Now think back over the decades and try to itemize the ways in which Republicans have made your life easier or more successful (assuming you are not part of the 1%).
Even now, in the midst of a health and economic crisis — with 110,000 Americans dead and counting, with 40 million Americans unemployed and counting — Republicans balk at passing new legislation that would offer additional resources to Americans who are struggling to survive. And our “leader”? He is focused on finger-pointing and name-calling, on ending the ACA, stopping U.S. support of the WHO, silencing the CDC.

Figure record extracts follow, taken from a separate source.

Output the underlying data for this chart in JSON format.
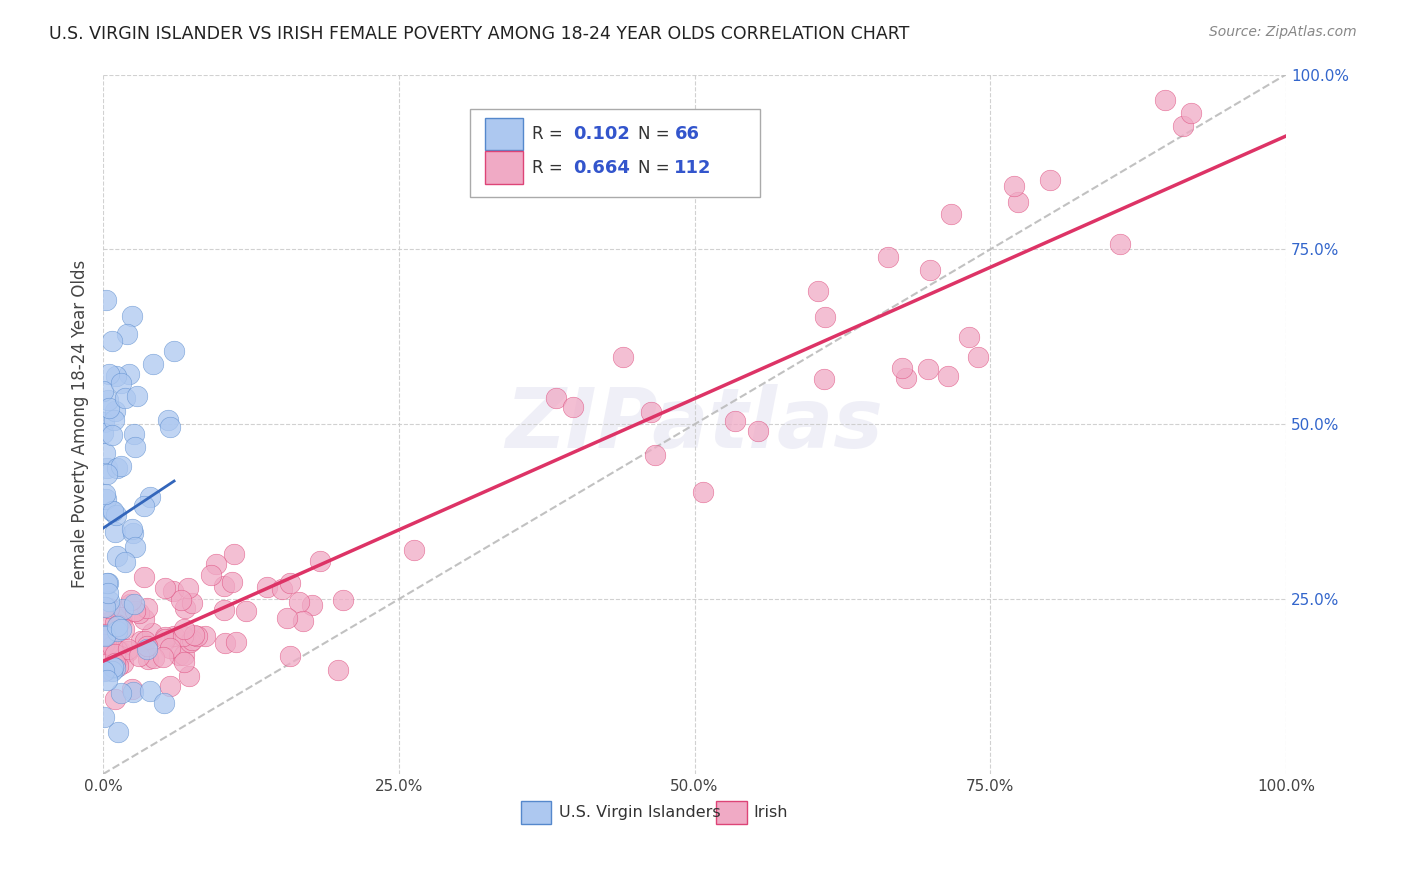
{
  "title": "U.S. VIRGIN ISLANDER VS IRISH FEMALE POVERTY AMONG 18-24 YEAR OLDS CORRELATION CHART",
  "source": "Source: ZipAtlas.com",
  "ylabel": "Female Poverty Among 18-24 Year Olds",
  "xlim": [
    0.0,
    1.0
  ],
  "ylim": [
    0.0,
    1.0
  ],
  "xticks": [
    0.0,
    0.25,
    0.5,
    0.75,
    1.0
  ],
  "xticklabels": [
    "0.0%",
    "25.0%",
    "50.0%",
    "75.0%",
    "100.0%"
  ],
  "yticks": [
    0.25,
    0.5,
    0.75,
    1.0
  ],
  "yticklabels": [
    "25.0%",
    "50.0%",
    "75.0%",
    "100.0%"
  ],
  "vi_color": "#adc8f0",
  "irish_color": "#f0aac5",
  "vi_edge_color": "#5588cc",
  "irish_edge_color": "#dd4477",
  "vi_line_color": "#3366bb",
  "irish_line_color": "#dd3366",
  "vi_R": 0.102,
  "vi_N": 66,
  "irish_R": 0.664,
  "irish_N": 112,
  "watermark_text": "ZIPatlas",
  "background_color": "#ffffff",
  "grid_color": "#cccccc",
  "title_color": "#222222",
  "source_color": "#888888",
  "tick_label_color_x": "#444444",
  "tick_label_color_y": "#3366cc",
  "ylabel_color": "#444444",
  "legend_label_color": "#333333",
  "legend_value_color": "#3355cc"
}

Who is your friend and who is your foe? It has never been clearer than now.
JP Pierce - Coolidge
May 4, 2020
While many of us appreciate the fine line that doctors, nurses, and scientists must walk in trying to get reliable information out to the public while simultaneously avoiding the wrath of Donald Trump, few appreciate the fine line that Trump must walk in trying to appease the various factions of his base. For example, in suspending immigration, Trump gains the support of one sector of his base, the white nationalists, while other sectors, business and the 1%, do not embrace that policy. Pity poor Trump, trying to appeal to both the everyday working schmuck and the ultra-wealthy at the same time.
While blocking immigration appeals to some of Trump's base, just imagine the hardships the rich will face if Trump successfully limits immigration. Businesses may have to pay their workers a living wage with benefits like health insurance and paid leave time, and the rich will suddenly be faced with the challenge of mowing their own lawns, cooking their own meals and raising their own children.
JP Pierce - Coolidge
April 1, 2020
To those who might believe that the allegations of voter suppression are exaggerated, you now have confirmation from the horse’s mouth. Trump just admitted that if the proposals to make voting easier were enacted, “you’d never have a Republican elected in this country again.” Exactly. This is the real reason that Republicans promote making it as hard as possible to vote. They win when turnout is low.
And Mitch McConnell says he is opposed to making election day a national holiday because it will result in higher voter turnout and he fears people will vote for Democrats.
This is not new. In 1980, Paul Weyrich, co-founder of ALEC, said, “I don't want everybody to vote. Elections are not won by a majority of people. … As a matter of fact our leverage in the elections quite candidly goes up as the voting populace goes down."
So there you have it. Republicans have been winning elections based not on the success of their ideas but on the success of their voter suppression efforts. They may say it is to protect the integrity of voting, to stop voter fraud, but that is a lie. The fraud is theirs. Voter suppression is meant to protect their candidates. Against what? Against the will of the people.